Era uma vez uma jovem donzela que se viu diante
de um lindo palácio, num reino distante.
[Nota
da Autora] A verdade é que a protagonista não era assim tão jovem tampouco
donzela, e o Palácio em questão podia ser alcançado pela linha 6 do metrô local.
Mas não nos percamos...
Numa noite chuvosa do mês de Dezembro,
saltitava por entre as gordas pôças da Nova Cidade de York com suas galochinhas
de cristal.
Após suas orações na Igreja de São
Patrício, do outro lado da rua, onde suplicava por uma bela refeição que
coubesse tanto no estômago quanto no orçamento, dirigiu-se à mansão Villard, construída
em 1882, então rebatizada de New York Palace.
O pátio de entrada era decorado com motivos
das catedrais italianas do século XV e uma linda árvore de Natal atraía os
olhares dos cocheiros Raj e Mahmood que pilotavam as carruagens amarelas que
ali paravam.
Sua visita ao Palácio tinha um claro objetivo:
conhecer o trabalho do aclamado príncipe “Justin Bogle – O Novo”, apelido cunhado
ao se tornar o mais jovem cavaleiro das távolas de York a ser condecorado com Duas
Estrelas por sua majestade, o Rei Michelin.
Logo na entrada, o arauto anunciou:
“Abram-lhe os portões! Ela tem reserva!”. O salão de banquetes era precedido
por um ambiente festivo, com uma bela escultura geométrica que flutuava sobre o
bar e parecia mudar de forma com as luzes coloridas projetadas sobre ela. Um belo
contraste com as linhas sóbrias do edifício.
Sentiu uma pontada de arrependimento por
não ter escolhido este primeiro ambiente, onde poderia experimentar com menos
formalidade um dos 50 cálices de vinho disponíveis enquanto devorava batatas
trufadas, pizzas, saladas e outros pratos ligeiros. Avistou o Santo Graal: um
cálice de Krug Grand Cuvée a “modestos’’ 65 dinheiros, mas sua reserva lhe
levou ao salão seguinte.
Diante do salão principal, pouco iluminado,
a protagonista exclamou: “Redrum! Redrum!”- mas lembrou que isso era outro
filme. O salão elegante, de pesadas e
adequadas cortinas de veludo vermelho, tinha o clima perfeito para levar seu Gato
de Botas num momento especial, pensou.
Perscrutou o ambiente e deduziu que paletós
eram requeridos e as vestes despojadas como jeans seriam certamente vítimas de
disparos de tomates pelados das janelas da fachada principal.
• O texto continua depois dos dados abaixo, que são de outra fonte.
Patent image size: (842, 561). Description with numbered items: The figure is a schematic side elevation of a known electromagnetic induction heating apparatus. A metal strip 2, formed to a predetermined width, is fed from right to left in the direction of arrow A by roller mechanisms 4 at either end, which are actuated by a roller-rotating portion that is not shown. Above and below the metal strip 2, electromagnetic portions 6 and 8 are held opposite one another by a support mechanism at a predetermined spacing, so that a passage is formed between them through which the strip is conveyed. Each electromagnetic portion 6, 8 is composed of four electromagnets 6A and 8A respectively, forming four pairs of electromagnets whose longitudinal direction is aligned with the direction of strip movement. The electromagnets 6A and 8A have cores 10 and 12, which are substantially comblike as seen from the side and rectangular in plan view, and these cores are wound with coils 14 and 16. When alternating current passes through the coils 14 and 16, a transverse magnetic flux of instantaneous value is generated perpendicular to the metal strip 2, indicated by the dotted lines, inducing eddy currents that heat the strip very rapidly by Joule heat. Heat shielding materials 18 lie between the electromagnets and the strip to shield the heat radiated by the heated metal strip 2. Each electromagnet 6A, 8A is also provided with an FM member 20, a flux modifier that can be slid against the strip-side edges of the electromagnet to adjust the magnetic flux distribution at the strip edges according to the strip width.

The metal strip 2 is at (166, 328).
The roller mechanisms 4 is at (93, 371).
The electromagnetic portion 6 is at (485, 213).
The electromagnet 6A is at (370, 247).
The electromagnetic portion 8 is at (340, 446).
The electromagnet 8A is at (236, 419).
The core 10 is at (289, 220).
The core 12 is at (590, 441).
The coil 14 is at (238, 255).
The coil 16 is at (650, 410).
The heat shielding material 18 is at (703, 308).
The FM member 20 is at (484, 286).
Já no couvert, teve ímpetos de enfiar na
bolsa o delicioso pão de figo com nozes para deixar um rastro de migalhas até
sua casa. Por precaução, comeu três.
Divertiu sua boca com um borscht esferificado
com caviar, creme azedo e crumble de trigo, provavelmente criado em homenagem
pela passagem do rei da Ucrânia.
Em seguida, uma inesquecível, imperdível e sedutora
iguaria local: “bacon & eggs”, que na versão do Palácio era uma espuma de
ovos com tapioca de bacon, marmelada de cebolas e torresmo.
Do mar, uma poesia na forma de um polvo ao
curry com tinta de lula e pedacinhos de blood orange.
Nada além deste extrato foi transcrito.